Cavendish's victory in the 222.5 km stage between Blagnac and Brive-la-Gaillarde was his 22nd stage win at the Tour, moving him up to fourth in the all time records. He is now level with American Lance Armstrong and legendary French sprinter Andre Darrigade.

"Twenty two stage wins... has it sunk in? Yeah! Because I've been waiting to do it for nearly three weeks now," Cavendish told the Tour website.

"I'm now equal with Andre Darrigade: he won 15 sprints but 22 stages of the Tour de France.

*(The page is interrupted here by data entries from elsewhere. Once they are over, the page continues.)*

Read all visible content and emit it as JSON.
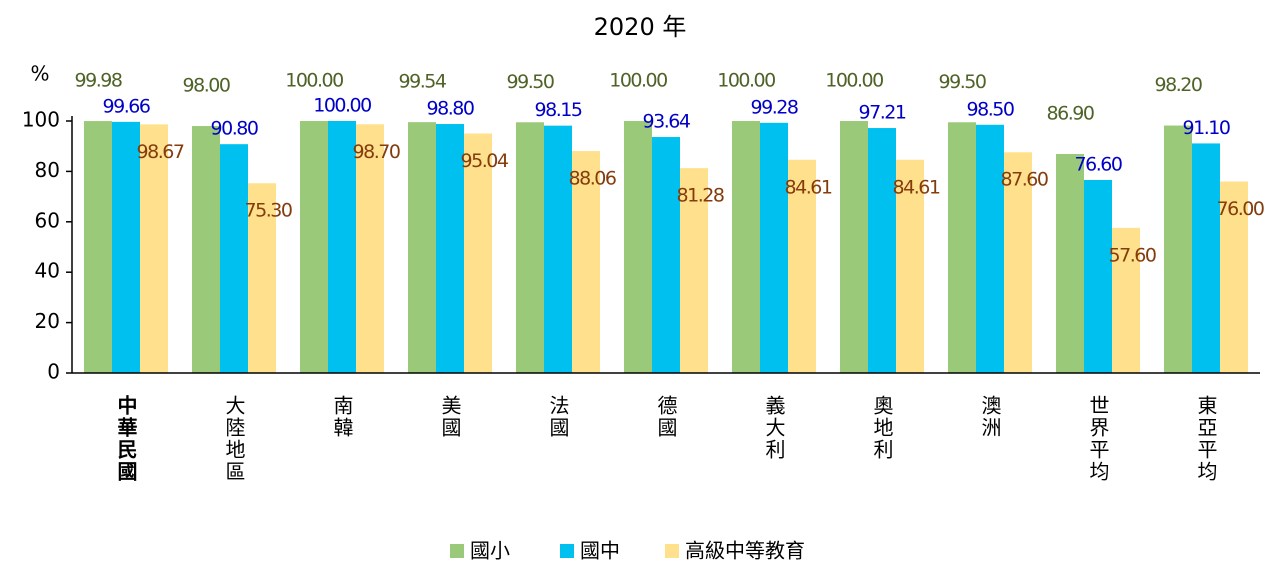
{
  "chart_data": {
    "type": "bar",
    "title": "2020 年",
    "y_label": "%",
    "categories": [
      "中華民國",
      "大陸地區",
      "南韓",
      "美國",
      "法國",
      "德國",
      "義大利",
      "奧地利",
      "澳洲",
      "世界平均",
      "東亞平均"
    ],
    "series": [
      {
        "name": "國小",
        "color": "#9bc97a",
        "label_color": "#4f6228",
        "values": [
          99.98,
          98,
          100,
          99.54,
          99.5,
          100,
          100,
          100,
          99.5,
          86.9,
          98.2
        ],
        "value_labels": [
          "99.98",
          "98.00",
          "100.00",
          "99.54",
          "99.50",
          "100.00",
          "100.00",
          "100.00",
          "99.50",
          "86.90",
          "98.20"
        ]
      },
      {
        "name": "國中",
        "color": "#00c0f0",
        "label_color": "#0000c8",
        "values": [
          99.66,
          90.8,
          100,
          98.8,
          98.15,
          93.64,
          99.28,
          97.21,
          98.5,
          76.6,
          91.1
        ],
        "value_labels": [
          "99.66",
          "90.80",
          "100.00",
          "98.80",
          "98.15",
          "93.64",
          "99.28",
          "97.21",
          "98.50",
          "76.60",
          "91.10"
        ]
      },
      {
        "name": "高級中等教育",
        "color": "#ffe08c",
        "label_color": "#843c0c",
        "values": [
          98.67,
          75.3,
          98.7,
          95.04,
          88.06,
          81.28,
          84.61,
          84.61,
          87.6,
          57.6,
          76
        ],
        "value_labels": [
          "98.67",
          "75.30",
          "98.70",
          "95.04",
          "88.06",
          "81.28",
          "84.61",
          "84.61",
          "87.60",
          "57.60",
          "76.00"
        ]
      }
    ],
    "ylim": [
      0,
      100
    ],
    "yticks": [
      0,
      20,
      40,
      60,
      80,
      100
    ],
    "grid": false,
    "legend": "bottom"
  }
}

So to match him is something, it makes me happy"

The first incident of the day occurred 120 km into the stage when a large dog ran onto the course, causing a crash.

I've had a lot of desperation for a sprint as we haven't had a lot for me to do this year
Mark Cavendish

Four riders were unseated in the collision, notably Philippe Gilbert of the BMC team.

The former Belgian national champion took a moment to remonstrate with the dog's owner before climbing back onto his bike. Gilbert later received treatment during the race from Tour medical staff.

Team RadioShack-Nissan rider Franck Schleck, who withdrew from this year's Tour after a failing a doping test, has protested his innocence after announcing that his 'B' sample also tested positive.

"The result of the counter test was positive, but for me nothing changes," he said in a statement.

"I just know that I did nothing wrong. I will therefore continue my search to find out ho the substance could have entered my body."

Luxembourger Schleck, whose brother Andy won the 2010 tour when Alberto Contador failed a doping test, was 12th when he withdrew from the race.